Manca un punto informativo: i visitatori si aggirano spaesati

18 Agosto 2023

L’ufficio Iat allestito anni fa in via Carducci non è mai stato aperto. Filipponi: «Speriamo in autunno» Marroni: «Nel 2019 il servizio era pronto a partire, nessuno ha spiegato cosa sia accaduto dopo»

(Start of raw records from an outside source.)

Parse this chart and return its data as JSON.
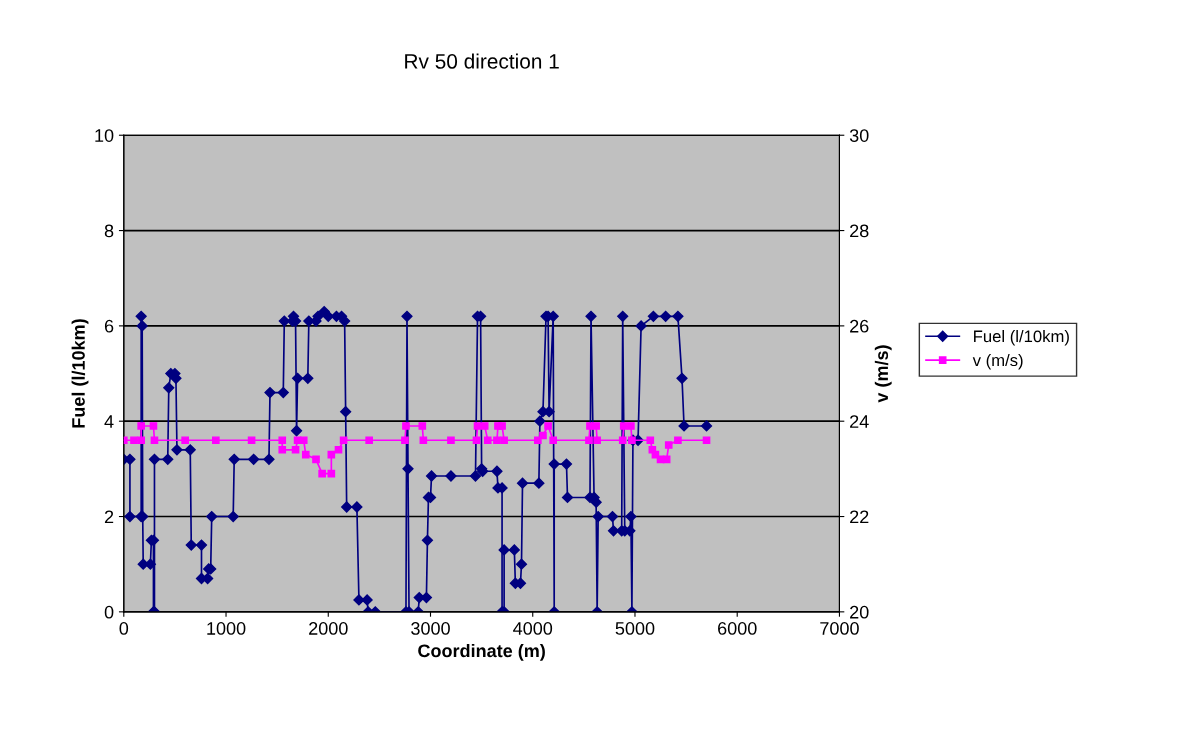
{
  "chart_data": {
    "type": "line",
    "title": "Rv 50 direction 1",
    "xlabel": "Coordinate (m)",
    "ylabel": "Fuel (l/10km)",
    "y2label": "v (m/s)",
    "xlim": [
      0,
      7000
    ],
    "xticks": [
      0,
      1000,
      2000,
      3000,
      4000,
      5000,
      6000,
      7000
    ],
    "ylim": [
      0,
      10
    ],
    "yticks": [
      0,
      2,
      4,
      6,
      8,
      10
    ],
    "y2lim": [
      20,
      30
    ],
    "y2ticks": [
      20,
      22,
      24,
      26,
      28,
      30
    ],
    "grid": "y",
    "legend": "right",
    "line_style": "solid",
    "series": [
      {
        "name": "Fuel (l/10km)",
        "color": "#000080",
        "marker": "diamond",
        "x": [
          0,
          60,
          60,
          170,
          170,
          180,
          185,
          190,
          260,
          270,
          290,
          290,
          300,
          300,
          430,
          440,
          460,
          500,
          510,
          520,
          650,
          660,
          760,
          760,
          820,
          830,
          850,
          860,
          1070,
          1080,
          1270,
          1420,
          1430,
          1560,
          1570,
          1650,
          1660,
          1680,
          1690,
          1700,
          1800,
          1810,
          1880,
          1900,
          1960,
          2000,
          2080,
          2130,
          2160,
          2170,
          2180,
          2280,
          2300,
          2380,
          2390,
          2460,
          2760,
          2770,
          2780,
          2790,
          2880,
          2890,
          2960,
          2970,
          2980,
          3000,
          3010,
          3200,
          3440,
          3460,
          3490,
          3500,
          3510,
          3650,
          3660,
          3700,
          3700,
          3720,
          3720,
          3820,
          3830,
          3880,
          3890,
          3900,
          4060,
          4070,
          4100,
          4130,
          4150,
          4160,
          4200,
          4210,
          4210,
          4330,
          4340,
          4560,
          4570,
          4600,
          4620,
          4630,
          4640,
          4780,
          4790,
          4870,
          4880,
          4900,
          4950,
          4960,
          4970,
          4980,
          5030,
          5060,
          5180,
          5300,
          5420,
          5460,
          5480,
          5700
        ],
        "values": [
          3.2,
          3.2,
          2.0,
          2.0,
          6.2,
          6.0,
          2.0,
          1.0,
          1.0,
          1.5,
          1.5,
          0,
          0,
          3.2,
          3.2,
          4.7,
          5.0,
          5.0,
          4.9,
          3.4,
          3.4,
          1.4,
          1.4,
          0.7,
          0.7,
          0.9,
          0.9,
          2.0,
          2.0,
          3.2,
          3.2,
          3.2,
          4.6,
          4.6,
          6.1,
          6.1,
          6.2,
          6.1,
          3.8,
          4.9,
          4.9,
          6.1,
          6.1,
          6.2,
          6.3,
          6.2,
          6.2,
          6.2,
          6.1,
          4.2,
          2.2,
          2.2,
          0.25,
          0.25,
          0,
          0,
          0,
          6.2,
          3.0,
          0,
          0,
          0.3,
          0.3,
          1.5,
          2.4,
          2.4,
          2.85,
          2.85,
          2.85,
          6.2,
          6.2,
          3.0,
          2.95,
          2.95,
          2.6,
          2.6,
          0,
          0,
          1.3,
          1.3,
          0.6,
          0.6,
          1.0,
          2.7,
          2.7,
          4.0,
          4.2,
          6.2,
          6.2,
          4.2,
          6.2,
          0,
          3.1,
          3.1,
          2.4,
          2.4,
          6.2,
          2.4,
          2.3,
          0,
          2.0,
          2.0,
          1.7,
          1.7,
          6.2,
          1.7,
          1.7,
          2.0,
          0,
          3.6,
          3.6,
          6.0,
          6.2,
          6.2,
          6.2,
          4.9,
          3.9,
          3.9
        ]
      },
      {
        "name": "v (m/s)",
        "color": "#ff00ff",
        "marker": "square",
        "axis": "y2",
        "x": [
          0,
          100,
          170,
          170,
          290,
          300,
          600,
          900,
          1250,
          1550,
          1550,
          1680,
          1700,
          1760,
          1780,
          1880,
          1940,
          2030,
          2030,
          2100,
          2150,
          2400,
          2750,
          2760,
          2920,
          2930,
          3200,
          3450,
          3460,
          3530,
          3560,
          3650,
          3660,
          3700,
          3720,
          4050,
          4100,
          4150,
          4200,
          4550,
          4560,
          4620,
          4630,
          4880,
          4890,
          4960,
          4970,
          5150,
          5170,
          5200,
          5250,
          5310,
          5330,
          5420,
          5700
        ],
        "values": [
          23.6,
          23.6,
          23.6,
          23.9,
          23.9,
          23.6,
          23.6,
          23.6,
          23.6,
          23.6,
          23.4,
          23.4,
          23.6,
          23.6,
          23.3,
          23.2,
          22.9,
          22.9,
          23.3,
          23.4,
          23.6,
          23.6,
          23.6,
          23.9,
          23.9,
          23.6,
          23.6,
          23.6,
          23.9,
          23.9,
          23.6,
          23.6,
          23.9,
          23.9,
          23.6,
          23.6,
          23.7,
          23.9,
          23.6,
          23.6,
          23.9,
          23.9,
          23.6,
          23.6,
          23.9,
          23.9,
          23.6,
          23.6,
          23.4,
          23.3,
          23.2,
          23.2,
          23.5,
          23.6,
          23.6
        ]
      }
    ]
  }
}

TERAMO. Da qualche anno vedere turisti in città non è più così raro, neppure in agosto. Anzi, il periodo estivo sembra attrarre di più piccole comitive e famiglie italiane e straniere. Si tratta solitamente di turisti che soggiornano lungo la costa e decidono di fare una gita nel capoluogo, o di viaggiatori che negli spostamenti fra una meta di vacanza e l'altra scelgono Teramo come tappa intermedia. Macchinetta fotografica al seguito, li si nota però spesso aggirarsi spaesati, privi di un punto di riferimento. Teramo, infatti, non ha ancora un punto informativo fisico per i visitatori dove acquisire indicazioni sui siti da visitare, sulle strutture dove mangiare o dormire, sulle attività dove acquistare prodotti locali.
L’UFFICIO CHE NON C’È
Manca un ufficio turistico dove ottenere una mappa della città, dove noleggiare audio-guide per i siti culturali, dove parlare con un operatore che sappia dare spunti utili per godersi al meglio la città. Così questo compito resta inevaso o a carico di Google o di commercianti del centro. Il famoso ufficio Iat (informazione e accoglienza turistica) di via Carducci, allestito dal Cope alcuni anni fa a favore del Comune, non è mai stato aperto. È stato oggetto di una serie di intoppi burocratici fra enti e ora se ne sta definendo la gestione. L'assessore alla cultura Antonio Filipponi confida nella sua apertura entro pochi mesi: «Le problematiche che abbiamo affrontato sono state diverse, adesso dopo la variazione di bilancio approvata stiamo procedendo con l'aspetto gestionale: sarà a carico della Dmc Gran Sasso, che sta definendo un accordo con la Dmc del mare. Speriamo di aprire in autunno».
L’ESERCENTE
L'assenza di punti di riferimento per i visitatori è questione che, soprattutto d'estate, torna al centro di polemiche e dibattiti dei teramani e soprattutto degli operatori del commercio e della ristorazione che si trovano spesso a doversi sostituire a un info point. Claudia Scarpone, titolare di un bar di corso San Giorgio, ha riacceso i riflettori sulla problematica tramite un post su Facebook incassando decine di commenti, spunti di riflessione, plausi di colleghi, cittadini, politici. «Da una settimana a questa parte, in particolare tra lunedì e questa mattina, ed è successo anche la scorsa estate, sono passati dal locale diversi turisti che chiedevano cosa poter visitare a Teramo, sui siti archeologici e orari. Noi abbiamo regalato diverse piantine della città e abbiamo cercato di spiegare al meglio e di indirizzarli nel modo più semplice che potevamo. Mi permetto di suggerire a chi sicuramente ne sa più di me: un punto info per il turismo, anche perché le piantine mi sono terminate!», ha scritto l'imprenditrice. In effetti, se è vero che chi opera nel commercio e nel settore ricettivo deve fare la sua parte nell'accoglienza, è pur vero che non può sostituirsi a chi ha competenze e strumenti per informare al meglio i turisti.
L’OPPOSIZIONE
Sullo Iat mai aperto interviene la consigliera comunale di minoranza Maria Cristina Marroni: «Ho lasciato pronto l’ufficio turistico nel luglio 2019 in via Carducci, nei locali della Regione: avrebbe avuto visori ed era super interattivo, secondo solo a quello di Rimini. Bisognava solo inaugurarlo! Ogni volta che ho chiesto che fine abbia fatto, nessuno mi ha risposto. Certamente, dopo quattro anni, ormai tutti gli strumenti acquistati con un bando europeo saranno desueti. Peccato!». Critico anche il consigliere di Fratelli d'Italia Luca Corona: «Una buona amministrazione investe in cultura e turismo che fanno crescere e valorizzano la città, come ha fatto e continua a fare un Comune vicino al nostro, molto più piccolo: Campli. Abbiamo quasi sempre musei chiusi senza punti informativi, quindi di cosa vogliamo meravigliarci?».